Permaneció un instante deshecha, temblorosa. Mirando fijamente los reflejos del agua de la piscina, fijándose sin verlas en las plantas de interior, las columnas de mármol blanco, los mosaicos azules. Después se incorporó, inspiró profundamente para aguantar las lágrimas, sólo faltaba hacer el ridículo y dar el espectáculo, y se volvió, dispuesta a enfrentarse a su hija.
Hortense se había alejado. En los escalones de la piscina, tanteaba el agua con la punta de los pies y se disponía a sumergirse.

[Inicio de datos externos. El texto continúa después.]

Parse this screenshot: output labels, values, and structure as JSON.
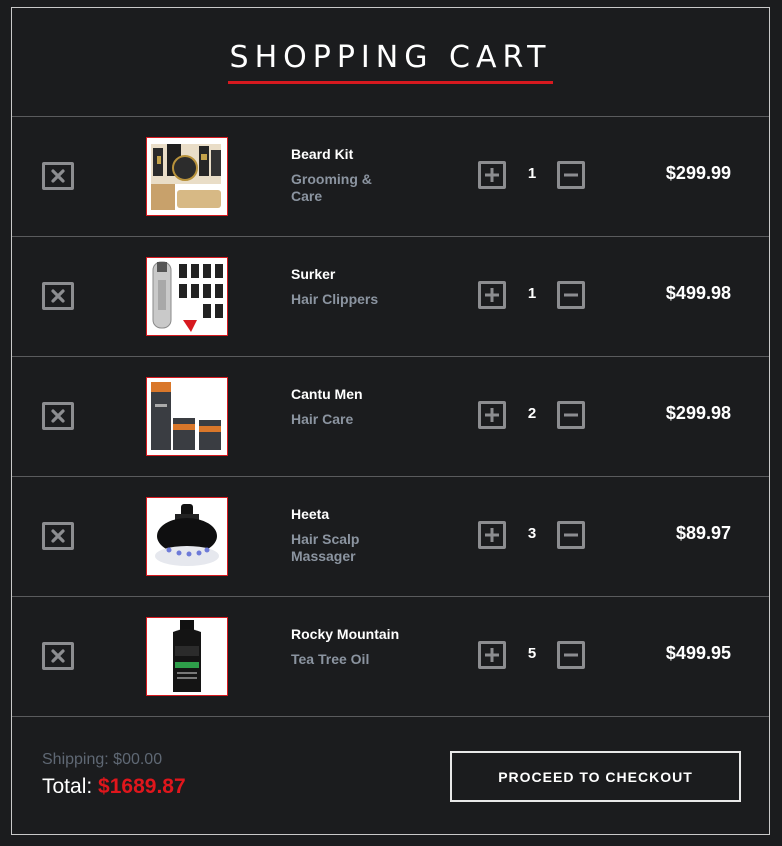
{
  "header": {
    "title": "SHOPPING CART",
    "accent_color": "#d7191f"
  },
  "items": [
    {
      "name": "Beard Kit",
      "category": "Grooming & Care",
      "quantity": "1",
      "price": "$299.99",
      "image": "beard-kit-image"
    },
    {
      "name": "Surker",
      "category": "Hair Clippers",
      "quantity": "1",
      "price": "$499.98",
      "image": "hair-clippers-image"
    },
    {
      "name": "Cantu Men",
      "category": "Hair Care",
      "quantity": "2",
      "price": "$299.98",
      "image": "hair-care-image"
    },
    {
      "name": "Heeta",
      "category": "Hair Scalp Massager",
      "quantity": "3",
      "price": "$89.97",
      "image": "scalp-massager-image"
    },
    {
      "name": "Rocky Mountain",
      "category": "Tea Tree Oil",
      "quantity": "5",
      "price": "$499.95",
      "image": "tea-tree-oil-image"
    }
  ],
  "icons": {
    "remove": "close-icon",
    "increase": "plus-icon",
    "decrease": "minus-icon"
  },
  "summary": {
    "shipping": "Shipping: $00.00",
    "total_label": "Total:",
    "total_value": "$1689.87",
    "total_color": "#e0161c"
  },
  "checkout": {
    "label": "PROCEED TO CHECKOUT"
  }
}
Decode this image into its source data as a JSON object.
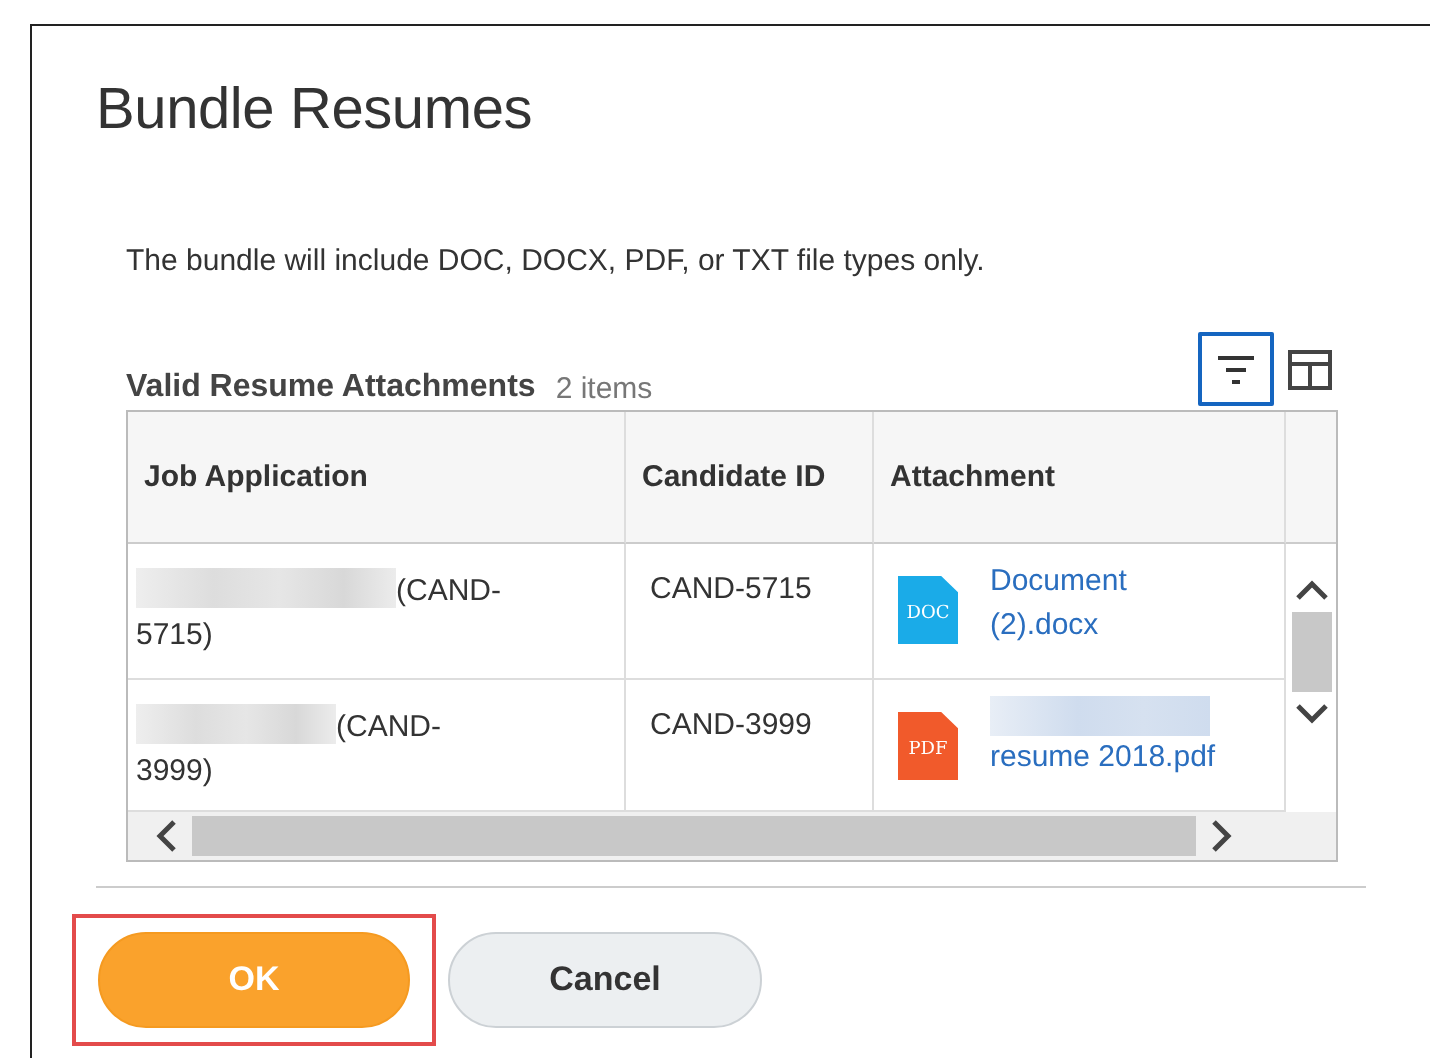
{
  "title": "Bundle Resumes",
  "description": "The bundle will include DOC, DOCX, PDF, or TXT file types only.",
  "section": {
    "title": "Valid Resume Attachments",
    "count": "2 items"
  },
  "toolbar": [
    {
      "kind": "filter",
      "selected": true
    },
    {
      "kind": "columns",
      "selected": false
    }
  ],
  "table": {
    "columns": [
      "Job Application",
      "Candidate ID",
      "Attachment"
    ],
    "rows": [
      {
        "job_application": "(CAND-5715)",
        "name_redacted": true,
        "candidate_id": "CAND-5715",
        "file_type": "DOC",
        "attachment": "Document (2).docx",
        "attachment_redacted": false
      },
      {
        "job_application": "(CAND-3999)",
        "name_redacted": true,
        "candidate_id": "CAND-3999",
        "file_type": "PDF",
        "attachment": "resume 2018.pdf",
        "attachment_redacted": true
      }
    ]
  },
  "buttons": [
    {
      "label": "OK",
      "kind": "primary",
      "highlighted": true
    },
    {
      "label": "Cancel",
      "kind": "secondary",
      "highlighted": false
    }
  ]
}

– No deberías ponerte en ese estado ante ella. Pierdes toda autoridad -susurró Iris volviéndose de espaldas.
– ¡Ya me gustaría verte a ti! Se comporta conmigo de forma detestable.
– Es la adolescencia. Está en plena edad del pavo.
– Tiene buen plumaje la edad del pavo. Me trata como si fuese su sirvienta.
– Porque nunca te has defendido.
– ¿Cómo que nunca me he defendido?
– ¡Siempre has dejado que la gente te tratara como quería! No tienes ningún respeto por ti misma, entonces ¿cómo quieres que los demás te respeten?
Joséphine, estupefacta, escuchaba hablar a su hermana.